By Doug Hitchcox July 14, 2022
Ovenbird Seiurus aurocapilla

The second annual Big Atlas Weekend was a huge success! It brought together 1,239 atlasers in six states and provinces (Maine, Maryland-DC, North Carolina, New York, Ontario, and Newfoundland) who submitted 46,132 breeding records and 5,273 checklists.

AND…we are thrilled to announce that Maine successfully defended our title and emerged victorious!

Way to keep the Canary Cup in Maine another year!

A huge thank you to everyone who participated in the Big Atlas Weekend! Maine truly has the BEST volunteers! Most importantly, your efforts over the Big Atlas Weekend helped get us closer to completing the Atlas and will have lasting impacts for bird conservation in Maine!

Achievements in ME

Maine atlasers are absolutely amazing! Defending our title from last year, we had a lot of experienced atlasers putting their skills to work, while hundreds of new volunteers are just getting hooked. Here are some of the achievements from the second Big Atlas Weekend.

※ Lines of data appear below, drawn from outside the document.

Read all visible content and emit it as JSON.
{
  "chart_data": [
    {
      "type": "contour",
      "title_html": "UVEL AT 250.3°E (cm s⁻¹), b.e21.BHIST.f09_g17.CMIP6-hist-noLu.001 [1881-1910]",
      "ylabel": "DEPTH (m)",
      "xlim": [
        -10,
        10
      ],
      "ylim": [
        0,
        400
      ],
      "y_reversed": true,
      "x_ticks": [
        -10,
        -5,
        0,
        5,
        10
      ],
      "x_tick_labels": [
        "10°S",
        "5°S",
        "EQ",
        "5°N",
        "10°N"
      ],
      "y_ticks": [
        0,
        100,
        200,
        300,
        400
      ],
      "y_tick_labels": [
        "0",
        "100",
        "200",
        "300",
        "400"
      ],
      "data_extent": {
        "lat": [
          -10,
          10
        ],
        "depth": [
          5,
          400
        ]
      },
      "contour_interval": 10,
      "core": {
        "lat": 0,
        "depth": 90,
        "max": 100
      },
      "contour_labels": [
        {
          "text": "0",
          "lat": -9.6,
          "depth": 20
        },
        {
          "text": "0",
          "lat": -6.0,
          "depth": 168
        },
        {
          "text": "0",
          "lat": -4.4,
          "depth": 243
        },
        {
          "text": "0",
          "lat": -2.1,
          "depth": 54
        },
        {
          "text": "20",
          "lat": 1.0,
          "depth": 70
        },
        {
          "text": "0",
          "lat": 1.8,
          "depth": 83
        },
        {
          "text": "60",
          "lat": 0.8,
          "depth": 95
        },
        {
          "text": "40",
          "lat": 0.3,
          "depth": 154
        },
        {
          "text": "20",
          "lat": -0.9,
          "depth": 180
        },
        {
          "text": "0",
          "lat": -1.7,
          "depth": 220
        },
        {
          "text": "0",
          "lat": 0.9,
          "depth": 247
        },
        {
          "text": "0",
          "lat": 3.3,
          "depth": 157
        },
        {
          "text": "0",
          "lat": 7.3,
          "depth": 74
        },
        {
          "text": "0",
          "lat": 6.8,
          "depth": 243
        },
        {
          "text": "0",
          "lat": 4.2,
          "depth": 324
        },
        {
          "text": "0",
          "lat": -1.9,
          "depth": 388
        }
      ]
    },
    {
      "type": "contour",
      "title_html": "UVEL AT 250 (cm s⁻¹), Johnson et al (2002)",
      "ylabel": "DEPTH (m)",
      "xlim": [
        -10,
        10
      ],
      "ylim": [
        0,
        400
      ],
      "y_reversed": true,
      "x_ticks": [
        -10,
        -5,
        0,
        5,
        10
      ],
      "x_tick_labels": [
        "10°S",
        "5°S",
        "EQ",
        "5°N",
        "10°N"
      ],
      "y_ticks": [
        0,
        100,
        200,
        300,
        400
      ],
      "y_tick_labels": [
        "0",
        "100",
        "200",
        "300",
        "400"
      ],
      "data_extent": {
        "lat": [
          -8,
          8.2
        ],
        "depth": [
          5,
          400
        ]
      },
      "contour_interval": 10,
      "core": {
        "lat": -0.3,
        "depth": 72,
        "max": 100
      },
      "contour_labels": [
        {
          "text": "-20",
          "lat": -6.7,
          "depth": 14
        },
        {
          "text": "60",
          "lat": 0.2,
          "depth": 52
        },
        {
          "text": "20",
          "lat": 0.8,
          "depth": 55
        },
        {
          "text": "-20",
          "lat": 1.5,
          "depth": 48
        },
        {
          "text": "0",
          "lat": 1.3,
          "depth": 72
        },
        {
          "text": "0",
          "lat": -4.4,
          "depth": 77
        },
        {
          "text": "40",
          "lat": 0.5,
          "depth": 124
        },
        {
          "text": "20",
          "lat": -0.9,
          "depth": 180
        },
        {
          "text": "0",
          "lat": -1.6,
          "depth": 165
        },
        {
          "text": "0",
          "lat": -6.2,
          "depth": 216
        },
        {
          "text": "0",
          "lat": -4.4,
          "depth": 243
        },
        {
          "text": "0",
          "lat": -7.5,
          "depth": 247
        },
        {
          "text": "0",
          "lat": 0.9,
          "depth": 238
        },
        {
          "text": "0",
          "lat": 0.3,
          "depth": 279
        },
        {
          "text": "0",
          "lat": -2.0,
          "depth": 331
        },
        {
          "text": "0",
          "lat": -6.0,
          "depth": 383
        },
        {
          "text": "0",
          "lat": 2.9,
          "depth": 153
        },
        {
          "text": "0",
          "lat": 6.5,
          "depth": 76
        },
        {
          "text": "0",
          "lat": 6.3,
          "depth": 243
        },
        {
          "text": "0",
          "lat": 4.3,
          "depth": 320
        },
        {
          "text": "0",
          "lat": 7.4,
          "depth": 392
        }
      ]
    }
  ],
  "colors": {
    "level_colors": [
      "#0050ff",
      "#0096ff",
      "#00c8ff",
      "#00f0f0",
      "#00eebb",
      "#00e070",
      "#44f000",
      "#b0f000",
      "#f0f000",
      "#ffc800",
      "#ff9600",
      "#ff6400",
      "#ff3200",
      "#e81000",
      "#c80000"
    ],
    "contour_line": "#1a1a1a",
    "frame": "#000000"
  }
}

  • 200 atlasers participated
  • 537 blocks were visited
  • 930 hours atlased (38 nocturnal)
  • 1642 checklists submitted
  • 188 species coded
  • 14,218 breeding records submitted

Map of checklists submitted over the two-day competition weekend.

Participation by Atlas Project

Everyone who participated received a free introductory bird identification course from the Bird Academy at the Cornell Lab of Ornithology.

Big Atlas Weekend statistics by project

ME Challenge Winners

(we will be in touch soon with details about how to obtain your prizes)

Every participant in the Big Atlas Weekend is a winner! If you submitted even just one checklist over the weekend you will receive free access to Cornell’s “Be a Better Birder” course (a $29 value).

The winners of the statewide challenges receive an additional free course of their choosing from the Cornell Bird Academy as well as an Atlas swag bag. Winners were randomly selected from the top ten participants in each category.

  • Total Complete checklists – Karina Rathmel
  • New-to-User Blocks – Judy Roe
  • Incomplete/Low-effort Blocks Visited – Jeff Cherry
  • New Priority Species – Turk Duddy and Linda Woodard
  • New Coded Species – Magill Weber
  • Nocturnal Checklists – Kate Weatherby
  • Most Valuable Atlaser – Ashlee Duff
    • Ashlee ranked in the top ten in four of the six above categories, submitted 52 checklists from 24 incomplete blocks, added breeding codes for 39 new species in those blocks, and visited seven new-to-her blocks. Way to go!